Most hay ranch irrigation pivots are scaled to cover about 140 acres, forecasting how fat a hog a grower might cut is tricky business, an average yield of 4 tons per acre at today’s price on the commodity exchange pays $200 a ton. You’ll use expensive electricity to pump water, fertilizer, herbicides, pesticides, tractors, harvesters, and the cost of shipping your crop to market. You’ll get to wear a cowboy hat for all that hay bucking, make your nut and then some, but there will be drama, and you’ll know what you are made of after a lifetime of putting your back into this work.

In the state of Nevada Reno and Las Vegas are where most of the 3 million people live. Only about 400,000 quirky types choose to strike out into the Great Basin Desert to make a go of things. Listening to their own inner voice, the loner’s coming out here are by most measure offbeat, and the longer they spend living fifty miles out some two track tumbleweed infested dirt road the more likely they are to acquire a peculiar self-sufficient eccentricity that with the passage of time will verge upon untreatable non-psychotic rural lunacy.

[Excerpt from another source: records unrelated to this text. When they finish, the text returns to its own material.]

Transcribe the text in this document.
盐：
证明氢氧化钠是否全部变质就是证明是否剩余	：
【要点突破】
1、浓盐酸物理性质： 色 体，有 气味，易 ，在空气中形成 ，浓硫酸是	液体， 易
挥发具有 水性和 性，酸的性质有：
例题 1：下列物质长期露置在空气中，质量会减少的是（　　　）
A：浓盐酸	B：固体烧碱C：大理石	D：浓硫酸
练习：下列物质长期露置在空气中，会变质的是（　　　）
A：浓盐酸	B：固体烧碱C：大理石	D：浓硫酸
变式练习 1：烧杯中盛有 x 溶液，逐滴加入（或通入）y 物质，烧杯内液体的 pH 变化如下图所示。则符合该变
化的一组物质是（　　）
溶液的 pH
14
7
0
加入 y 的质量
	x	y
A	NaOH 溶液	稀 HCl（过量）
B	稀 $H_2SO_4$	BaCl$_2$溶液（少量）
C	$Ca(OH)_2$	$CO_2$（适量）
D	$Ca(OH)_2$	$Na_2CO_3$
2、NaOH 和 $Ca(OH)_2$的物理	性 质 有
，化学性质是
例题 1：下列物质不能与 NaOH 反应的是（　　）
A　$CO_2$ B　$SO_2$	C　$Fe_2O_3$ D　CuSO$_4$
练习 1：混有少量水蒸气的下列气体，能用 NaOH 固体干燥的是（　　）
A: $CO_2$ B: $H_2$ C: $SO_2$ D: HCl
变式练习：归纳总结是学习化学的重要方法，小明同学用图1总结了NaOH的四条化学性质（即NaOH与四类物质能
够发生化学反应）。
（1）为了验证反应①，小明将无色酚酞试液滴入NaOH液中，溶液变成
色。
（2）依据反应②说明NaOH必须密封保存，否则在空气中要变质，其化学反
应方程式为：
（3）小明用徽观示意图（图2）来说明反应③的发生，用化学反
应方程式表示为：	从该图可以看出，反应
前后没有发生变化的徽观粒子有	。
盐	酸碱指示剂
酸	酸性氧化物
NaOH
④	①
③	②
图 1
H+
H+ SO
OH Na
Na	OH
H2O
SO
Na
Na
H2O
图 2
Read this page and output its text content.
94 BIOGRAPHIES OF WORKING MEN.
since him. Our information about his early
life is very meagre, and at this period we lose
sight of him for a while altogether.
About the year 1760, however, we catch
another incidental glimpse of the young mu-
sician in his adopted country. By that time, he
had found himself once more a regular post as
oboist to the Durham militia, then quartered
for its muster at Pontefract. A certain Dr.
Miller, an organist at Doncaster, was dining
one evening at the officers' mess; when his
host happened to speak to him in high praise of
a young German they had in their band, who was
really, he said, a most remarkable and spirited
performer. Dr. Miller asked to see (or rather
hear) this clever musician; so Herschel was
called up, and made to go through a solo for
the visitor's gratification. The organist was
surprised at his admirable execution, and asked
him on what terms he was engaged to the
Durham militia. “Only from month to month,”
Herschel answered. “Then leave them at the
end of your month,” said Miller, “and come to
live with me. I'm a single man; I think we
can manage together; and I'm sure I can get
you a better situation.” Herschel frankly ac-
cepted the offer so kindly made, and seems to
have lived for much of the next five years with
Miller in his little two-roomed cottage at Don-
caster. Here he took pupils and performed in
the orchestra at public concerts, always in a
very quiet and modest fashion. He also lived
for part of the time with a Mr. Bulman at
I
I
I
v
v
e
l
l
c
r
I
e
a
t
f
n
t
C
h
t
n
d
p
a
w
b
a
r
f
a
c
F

Waterways stir a sense of abundance

Here in Nevada’s outback you’ll find various kinds and types. Hay ranchers, cattlemen, Basque sheepherders, taxidermists, miners, saloon keepers, mechanics, geophysicists, air force pilots, tow truck drivers, brand inspectors, veterinarians, motel operators, road repair crews, shop clerks, waitresses, insurance salesmen, nurses, doctors, dealers, gamblers, drunk Christians, sober atheists and that doesn’t include the painters, plumbers, carpenters actors, dancers and hard rock turquoise prospectors.

Working hayfields, living well beyond the reach

Unless you like loneliness you’ll need a wife or husband. To keep a partner, you’ll need to be nicer than your naturally inclined to be. Limiting spitting, cussing and spousal criticism will go a long way toward that end. You’ll want to be supportive to everyone and everything except for maybe the rattlesnakes. Get a dog, buy a burro, see what tomorrow has in store for you. Get your hunting tag, acquire a meat locker, get out in that field with your brush hog, and whatever you do don’t stir up the yellowjackets.

New roof, paint, windows, place is ready to go

People that have found their half acre of happiness in Nevada know that east waits a Mormon dominated Utah they’ll never stomach, west an overcrowded California full of numbskulls all doing their bumper to bumper thing, south is Mexico, tequila and the pickup truck is as unlikely to make it round trip as the wife and dog are, while further north might offer some promise Idaho is pretty much a crap shoot so might as well stay right the hell where you are. People aren’t stuck in the Great Basin Desert so much as they realize almost any direction a Nevadan bitten with wanderlust may choose to go explore, at the end of that journey they’re sure to find that they still don’t fit in. Never did, never will, Nevada’s empty piece of solitude is a sure fit for damn few.